Thursday, July 10, 2014

Biography: Gideon J. Pillow: Fall of Fort Donelson

Gideon J. Pillow from “The Good, the Bad and the Mad” by E. Floyd Randall.
This is one of your worse generals in the Civil War.  He was a Confederate General and assigned to the defense of Fort Donelson.  In this he failed miserable.  Not only did he fail, he allowed his men to be captured. 
They successfully defended against the invasion via the Cumberland River.  Several Union gunboats were left adrift.  However, it was Ulysses Grant who hemmed them in from the land side. 

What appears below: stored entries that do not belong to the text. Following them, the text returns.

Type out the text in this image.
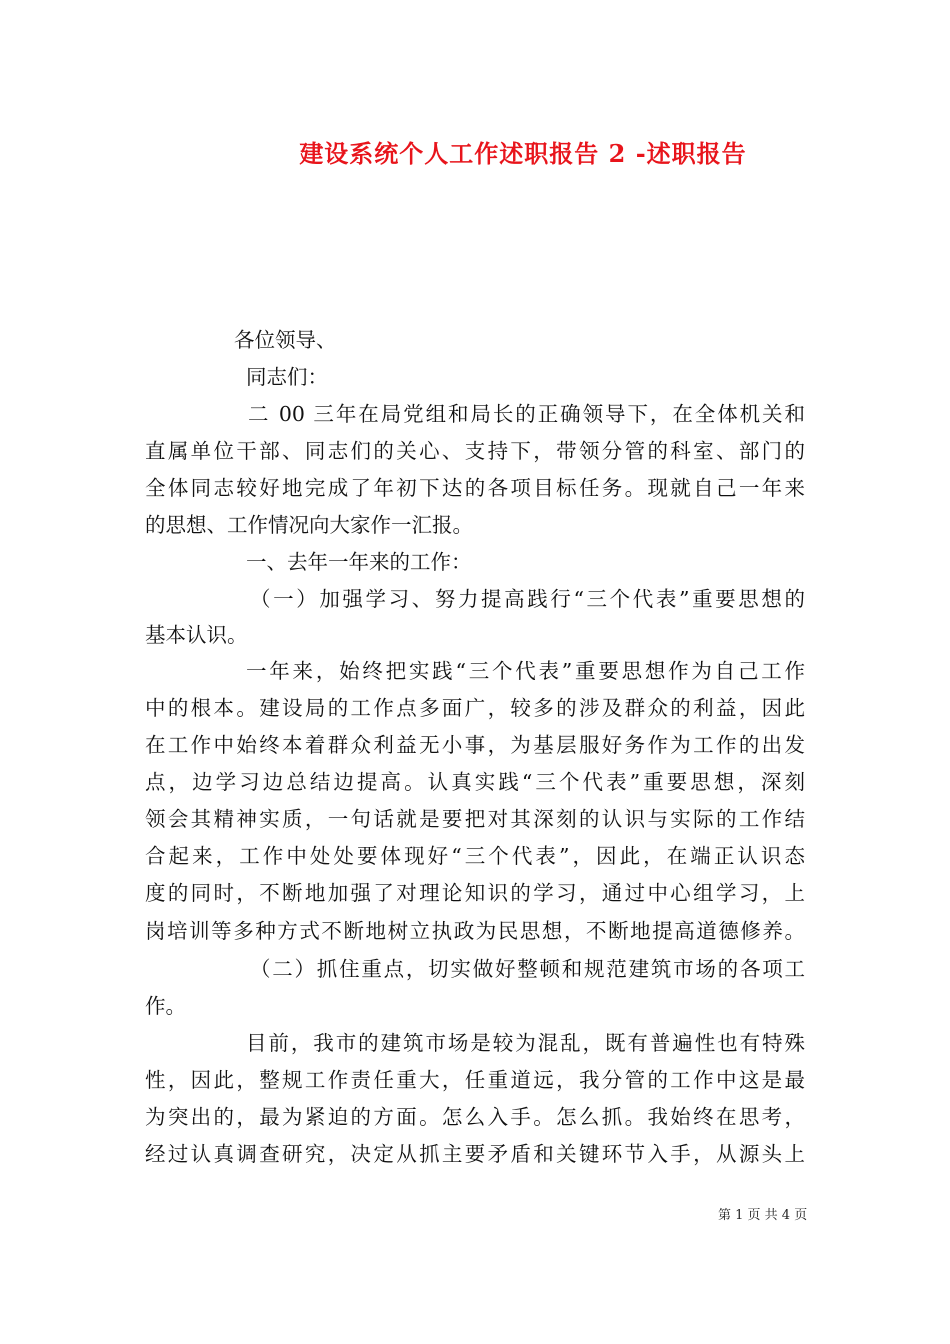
建设系统个人工作述职报告 2 -述职报告
各位领导、
同志们：
二 00 三年在局党组和局长的正确领导下，在全体机关和
直属单位干部、同志们的关心、支持下，带领分管的科室、部门的
全体同志较好地完成了年初下达的各项目标任务。现就自己一年来
的思想、工作情况向大家作一汇报。
一、去年一年来的工作：
（一）加强学习、努力提高践行“三个代表”重要思想的
基本认识。
一年来，始终把实践“三个代表”重要思想作为自己工作
中的根本。建设局的工作点多面广，较多的涉及群众的利益，因此
在工作中始终本着群众利益无小事，为基层服好务作为工作的出发
点，边学习边总结边提高。认真实践“三个代表”重要思想，深刻
领会其精神实质，一句话就是要把对其深刻的认识与实际的工作结
合起来，工作中处处要体现好“三个代表”，因此，在端正认识态
度的同时，不断地加强了对理论知识的学习，通过中心组学习，上
岗培训等多种方式不断地树立执政为民思想，不断地提高道德修养。
（二）抓住重点，切实做好整顿和规范建筑市场的各项工
作。
目前，我市的建筑市场是较为混乱，既有普遍性也有特殊
性，因此，整规工作责任重大，任重道远，我分管的工作中这是最
为突出的，最为紧迫的方面。怎么入手。怎么抓。我始终在思考，
经过认真调查研究，决定从抓主要矛盾和关键环节入手，从源头上
第 1 页 共 4 页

Gideon has been blamed for the loss, and thus setting the tide for the defeat of the Confederacy in the West.  General John B. Floyd advised that the fort could not be defended, and got himself out.  Simon Bolivar Buckner also thought the fort was a trap.  Finally Pillow accepted their advise, and their troops smashed their way out of the fort.  The road was clear for their escape.  Nathan Bedford Forrest’s Calvary was instrumental in slicing their way through the Federals and their superior forces.  Then Floyd had second thoughts, and order his men back to the fort.  He then made his own escape, leaving Buckner in command.  Nathan Forrest said he had not come to surrender, and lead his Calvary out of the fort, and they were able to escape easily. 
The next day Grant’s forces closed in fast, and to avoid a blood bath Buckner asked for terms.  From this event Grant would get a nick name; “Unconditional and immediate surrender.”
Pillow was eventually relieved of command and tried for treason.  He was found not guilty of treason, but was found to have been grossly incompetent.  He then served over conscription and later over prisons.